Type-A people demand the best of themselves. They're often gifted, hard working, and successful. From the outside, their lives look amazing.
But often, Type-A people feel alienated and lonely. Their precociousness makes them exceptional but also makes it hard to find peers, be vulnerable with others, and truly connect. Failure triggers shame and self-doubt, making it hard to recover from setbacks.
Type-A people are often responsible for taking care of others in their personal and professional lives, and many feel that saying "no" is not an option for them.

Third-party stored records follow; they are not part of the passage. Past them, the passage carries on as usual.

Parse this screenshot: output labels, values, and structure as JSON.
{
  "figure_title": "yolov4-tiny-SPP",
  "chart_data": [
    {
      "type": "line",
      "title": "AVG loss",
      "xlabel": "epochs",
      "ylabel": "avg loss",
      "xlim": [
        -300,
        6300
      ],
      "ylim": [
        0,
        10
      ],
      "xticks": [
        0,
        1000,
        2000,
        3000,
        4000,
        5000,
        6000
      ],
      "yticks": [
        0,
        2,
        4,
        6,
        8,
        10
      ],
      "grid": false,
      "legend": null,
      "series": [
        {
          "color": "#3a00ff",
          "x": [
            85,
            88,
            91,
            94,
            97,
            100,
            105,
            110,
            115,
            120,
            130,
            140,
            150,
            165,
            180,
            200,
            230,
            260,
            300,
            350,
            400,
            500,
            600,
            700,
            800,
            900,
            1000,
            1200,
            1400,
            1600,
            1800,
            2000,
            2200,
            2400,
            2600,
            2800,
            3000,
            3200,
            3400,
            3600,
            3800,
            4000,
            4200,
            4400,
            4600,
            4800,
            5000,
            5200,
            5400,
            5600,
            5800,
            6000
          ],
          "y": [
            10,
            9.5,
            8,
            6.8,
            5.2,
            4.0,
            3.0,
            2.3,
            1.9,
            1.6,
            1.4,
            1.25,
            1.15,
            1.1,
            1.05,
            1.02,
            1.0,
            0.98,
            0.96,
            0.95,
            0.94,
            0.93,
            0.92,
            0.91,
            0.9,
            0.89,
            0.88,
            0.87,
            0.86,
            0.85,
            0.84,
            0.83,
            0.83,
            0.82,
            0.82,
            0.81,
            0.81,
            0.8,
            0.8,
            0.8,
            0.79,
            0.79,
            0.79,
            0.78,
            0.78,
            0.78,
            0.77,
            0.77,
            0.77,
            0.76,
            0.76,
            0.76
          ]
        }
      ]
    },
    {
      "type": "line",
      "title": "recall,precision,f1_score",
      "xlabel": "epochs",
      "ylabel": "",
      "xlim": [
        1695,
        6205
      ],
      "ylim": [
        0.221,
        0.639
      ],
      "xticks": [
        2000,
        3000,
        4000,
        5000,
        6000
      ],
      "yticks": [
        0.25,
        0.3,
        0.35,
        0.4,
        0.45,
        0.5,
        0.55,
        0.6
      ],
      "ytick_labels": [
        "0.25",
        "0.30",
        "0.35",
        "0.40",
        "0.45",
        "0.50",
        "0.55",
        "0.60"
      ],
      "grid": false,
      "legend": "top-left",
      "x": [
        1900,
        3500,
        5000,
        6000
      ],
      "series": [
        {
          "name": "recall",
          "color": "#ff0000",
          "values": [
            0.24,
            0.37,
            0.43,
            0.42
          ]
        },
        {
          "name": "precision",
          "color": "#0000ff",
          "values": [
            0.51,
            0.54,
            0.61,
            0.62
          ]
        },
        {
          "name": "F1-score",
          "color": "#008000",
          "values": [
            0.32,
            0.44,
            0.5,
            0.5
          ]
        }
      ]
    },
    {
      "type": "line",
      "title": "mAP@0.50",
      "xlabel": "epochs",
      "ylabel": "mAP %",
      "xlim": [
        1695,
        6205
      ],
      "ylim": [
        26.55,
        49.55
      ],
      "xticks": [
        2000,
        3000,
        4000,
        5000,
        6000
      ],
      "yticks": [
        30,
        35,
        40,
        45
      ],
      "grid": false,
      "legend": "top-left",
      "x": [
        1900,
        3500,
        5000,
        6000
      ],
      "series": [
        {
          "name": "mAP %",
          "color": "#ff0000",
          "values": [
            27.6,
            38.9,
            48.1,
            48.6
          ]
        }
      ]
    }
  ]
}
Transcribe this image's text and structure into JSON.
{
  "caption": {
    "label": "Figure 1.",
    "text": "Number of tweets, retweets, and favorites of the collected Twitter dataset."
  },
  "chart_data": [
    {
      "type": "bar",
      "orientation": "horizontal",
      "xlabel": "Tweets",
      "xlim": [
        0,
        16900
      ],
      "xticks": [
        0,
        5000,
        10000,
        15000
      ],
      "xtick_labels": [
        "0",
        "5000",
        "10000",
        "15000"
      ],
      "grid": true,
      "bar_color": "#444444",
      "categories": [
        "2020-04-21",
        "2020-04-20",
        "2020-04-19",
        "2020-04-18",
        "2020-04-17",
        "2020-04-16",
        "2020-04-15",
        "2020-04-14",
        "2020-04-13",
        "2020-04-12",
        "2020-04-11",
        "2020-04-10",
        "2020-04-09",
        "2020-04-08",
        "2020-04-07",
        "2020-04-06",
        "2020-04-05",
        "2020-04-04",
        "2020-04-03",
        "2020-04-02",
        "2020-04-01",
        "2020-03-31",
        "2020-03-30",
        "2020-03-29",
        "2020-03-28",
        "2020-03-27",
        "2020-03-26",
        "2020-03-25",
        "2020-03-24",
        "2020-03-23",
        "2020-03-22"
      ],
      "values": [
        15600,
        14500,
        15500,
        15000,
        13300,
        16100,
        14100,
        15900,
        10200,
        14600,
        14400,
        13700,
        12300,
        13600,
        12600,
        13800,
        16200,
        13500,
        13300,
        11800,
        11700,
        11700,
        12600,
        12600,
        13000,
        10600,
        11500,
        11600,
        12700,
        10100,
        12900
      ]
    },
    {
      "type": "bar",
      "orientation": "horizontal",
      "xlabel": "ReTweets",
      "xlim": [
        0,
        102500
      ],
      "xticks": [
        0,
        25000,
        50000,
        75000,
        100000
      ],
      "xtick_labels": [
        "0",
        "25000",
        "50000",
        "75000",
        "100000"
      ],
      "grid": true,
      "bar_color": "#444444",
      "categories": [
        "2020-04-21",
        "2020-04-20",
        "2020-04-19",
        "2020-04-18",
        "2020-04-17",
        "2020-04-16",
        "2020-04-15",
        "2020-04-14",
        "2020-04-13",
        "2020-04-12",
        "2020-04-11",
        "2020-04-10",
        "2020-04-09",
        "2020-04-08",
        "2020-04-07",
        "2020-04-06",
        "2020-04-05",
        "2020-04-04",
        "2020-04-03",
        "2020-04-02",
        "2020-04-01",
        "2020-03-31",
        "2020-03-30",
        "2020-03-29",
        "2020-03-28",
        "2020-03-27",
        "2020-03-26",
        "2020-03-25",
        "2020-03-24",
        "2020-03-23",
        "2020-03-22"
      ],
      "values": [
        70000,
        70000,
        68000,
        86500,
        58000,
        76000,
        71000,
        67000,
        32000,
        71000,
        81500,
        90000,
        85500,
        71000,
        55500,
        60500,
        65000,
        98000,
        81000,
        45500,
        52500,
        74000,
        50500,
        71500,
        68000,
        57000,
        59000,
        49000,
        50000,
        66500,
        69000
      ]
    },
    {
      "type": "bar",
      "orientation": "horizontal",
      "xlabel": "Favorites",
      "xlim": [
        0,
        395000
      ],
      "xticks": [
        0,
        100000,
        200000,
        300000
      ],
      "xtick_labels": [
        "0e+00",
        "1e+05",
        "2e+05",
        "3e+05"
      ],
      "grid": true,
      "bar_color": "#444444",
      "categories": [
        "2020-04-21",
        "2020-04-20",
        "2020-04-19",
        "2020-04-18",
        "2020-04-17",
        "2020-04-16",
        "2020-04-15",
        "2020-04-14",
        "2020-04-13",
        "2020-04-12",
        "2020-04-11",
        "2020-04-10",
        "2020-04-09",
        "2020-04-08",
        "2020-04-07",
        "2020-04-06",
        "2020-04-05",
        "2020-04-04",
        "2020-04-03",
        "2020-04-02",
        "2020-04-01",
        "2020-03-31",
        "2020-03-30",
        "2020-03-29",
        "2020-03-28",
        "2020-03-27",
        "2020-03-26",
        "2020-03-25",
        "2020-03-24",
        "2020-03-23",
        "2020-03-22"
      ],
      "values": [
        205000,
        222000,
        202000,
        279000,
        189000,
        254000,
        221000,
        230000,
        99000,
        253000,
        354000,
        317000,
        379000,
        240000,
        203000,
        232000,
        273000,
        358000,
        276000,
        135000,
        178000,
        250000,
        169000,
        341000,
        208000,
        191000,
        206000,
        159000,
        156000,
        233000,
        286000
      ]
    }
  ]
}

However, they also feel it's not okay to ask others for help, which can make it hard to live a balanced life and maintain good boundaries, leading to resentment and relationship issues.
Type-A people often suffer from "Impostor Syndrome," characterized by feelings of inadequacy despite clearly observable success, making their achievements feel undeserved or hollow.
If you're a Type-A person, you may worry that therapy will make you "soft" or "weak," or that it is a betrayal to your self-sufficiency. I want to help you maintain your strengths and sense of self while alleviating the pressure and shame, so you can actually enjoy your life and achievements. You'll learn how to face the things you want to change about yourself in a more gentle and effective way, and to take credit for the things you do well.
We'll expand your identity and self-worth to encompass more than your accomplishments, so you can feel more grounded and perform even better. Therapy doesn't soften or weaken - the work I do with my patients does exactly the opposite.